When Meg Selig decided 45 years ago that she wanted to quit smoking, travel helped her do it. “I cut down and set my quit day as the first day I would take a road trip west with a non-smoking friend,” said Selig, a licensed counselor and author of “Changepower! 37 Secrets to Habit Change Success.” “Without the usual cues for smoking around me, and thanks to the novelty of travel, I was able to stop an addictive habit with very little agony.”
Of course, not all habits are bad. When they’re good, we call them routines, and some of these are worth maintaining even away from home. Dental hygiene is an obvious example, but exercise, healthy eating and sleeping routines can also be important.
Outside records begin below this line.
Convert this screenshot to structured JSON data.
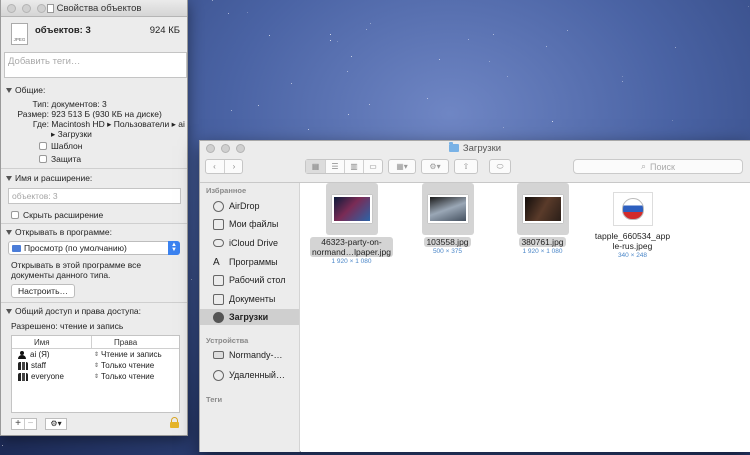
{
  "info_window": {
    "title": "Свойства объектов",
    "header": {
      "count": "объектов: 3",
      "size": "924 КБ",
      "file_icon_label": "JPEG"
    },
    "tags_placeholder": "Добавить теги…",
    "general": {
      "heading": "Общие:",
      "type_label": "Тип:",
      "type_value": "документов: 3",
      "size_label": "Размер:",
      "size_value": "923 513 Б (930 КБ на диске)",
      "where_label": "Где:",
      "where_value": "Macintosh HD ▸ Пользователи ▸ ai",
      "where_value_2": "▸ Загрузки",
      "stationery": "Шаблон",
      "locked": "Защита"
    },
    "name_ext": {
      "heading": "Имя и расширение:",
      "placeholder": "объектов: 3",
      "hide_ext": "Скрыть расширение"
    },
    "open_with": {
      "heading": "Открывать в программе:",
      "app": "Просмотр (по умолчанию)",
      "note_1": "Открывать в этой программе все",
      "note_2": "документы данного типа.",
      "button": "Настроить…"
    },
    "sharing": {
      "heading": "Общий доступ и права доступа:",
      "summary": "Разрешено: чтение и запись",
      "col_name": "Имя",
      "col_priv": "Права",
      "rows": [
        {
          "name": "ai (Я)",
          "priv": "Чтение и запись",
          "icon": "user-icon"
        },
        {
          "name": "staff",
          "priv": "Только чтение",
          "icon": "group-icon"
        },
        {
          "name": "everyone",
          "priv": "Только чтение",
          "icon": "group-icon"
        }
      ]
    },
    "bottom": {
      "add": "+",
      "remove": "−",
      "gear": "⚙▾"
    }
  },
  "finder": {
    "title": "Загрузки",
    "search_placeholder": "Поиск",
    "sidebar": {
      "favorites_heading": "Избранное",
      "favorites": [
        {
          "label": "AirDrop",
          "icon": "airdrop-icon"
        },
        {
          "label": "Мои файлы",
          "icon": "all-files-icon"
        },
        {
          "label": "iCloud Drive",
          "icon": "cloud-icon"
        },
        {
          "label": "Программы",
          "icon": "applications-icon"
        },
        {
          "label": "Рабочий стол",
          "icon": "desktop-icon"
        },
        {
          "label": "Документы",
          "icon": "documents-icon"
        },
        {
          "label": "Загрузки",
          "icon": "downloads-icon",
          "selected": true
        }
      ],
      "devices_heading": "Устройства",
      "devices": [
        {
          "label": "Normandy-…",
          "icon": "computer-icon"
        },
        {
          "label": "Удаленный…",
          "icon": "remote-disc-icon"
        }
      ],
      "tags_heading": "Теги"
    },
    "files": [
      {
        "name_1": "46323-party-on-",
        "name_2": "normand…lpaper.jpg",
        "dims": "1 920 × 1 080",
        "selected": true,
        "colors": [
          "#0b1a3a",
          "#7a2b55",
          "#2b64a8"
        ]
      },
      {
        "name_1": "103558.jpg",
        "name_2": "",
        "dims": "500 × 375",
        "selected": true,
        "colors": [
          "#1a1a1a",
          "#9aa7b6",
          "#44505f"
        ]
      },
      {
        "name_1": "380761.jpg",
        "name_2": "",
        "dims": "1 920 × 1 080",
        "selected": true,
        "colors": [
          "#120d0b",
          "#5a3b2a",
          "#2a1e18"
        ]
      },
      {
        "name_1": "tapple_660534_app",
        "name_2": "le-rus.jpeg",
        "dims": "340 × 248",
        "selected": false,
        "colors": [
          "#ffffff",
          "#2d5fbf",
          "#d22b2b"
        ]
      }
    ]
  }
}
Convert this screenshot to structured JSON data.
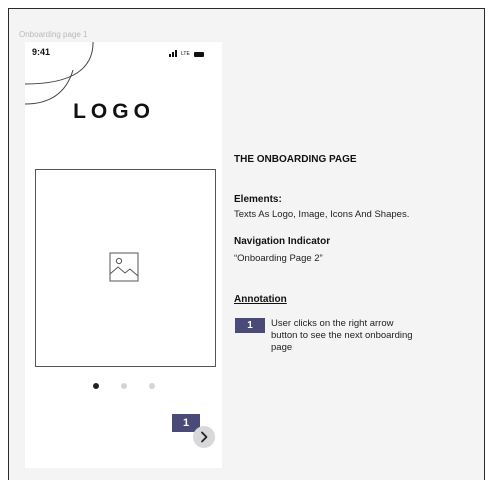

The key to maintaining those is to plan ahead.
“Routines, good and bad, depend to some degree on a predictable schedule,” Selig said. “When you travel, anything can happen, and often does.” So, do a little research about the food and exercise options at your destination.
Try to plan your days so that you can eat regular meals, and pack healthy snacks in case of scheduling hiccups. You might grab a workout at the hotel gym, or even squeeze in a walk or some self-care at the airport. “Get a massage or a mani-pedi. Window shop (but don’t buy anything that you don’t want to carry around with you),” Selig adds.
It can also pay to stay flexible. “I find that when I’m touring, I do plenty of walking, so I don’t worry that I don’t follow my usual structured exercise routine,” Selig said. “In fact, I don’t even bring exercise clothes!” If you’re traveling for work, get creative and exercise with a colleague.
Frequent travelers can even benefit from building specific travel routines. Selig explains, “the more you can routinize your travel preparation, the less time you will have to spend on it.” Also, if you are an anxious traveler, make plans in advance, rather than wing it. Planning is the enemy of anxiety.”
But if, despite your best intentions, your routines go out the window completely, don’t worry too much. “The rigors and unpredictability of travel have taught me that I am a creature of habit. However, when I manage to tear myself away from my usual routines, I find that travel is refreshing – even liberating,” said Selig. “New sounds, new sights, new challenges – the novelty of it all has a positive effect on my mental outlook and helps me realize that there is more than one way to do something.”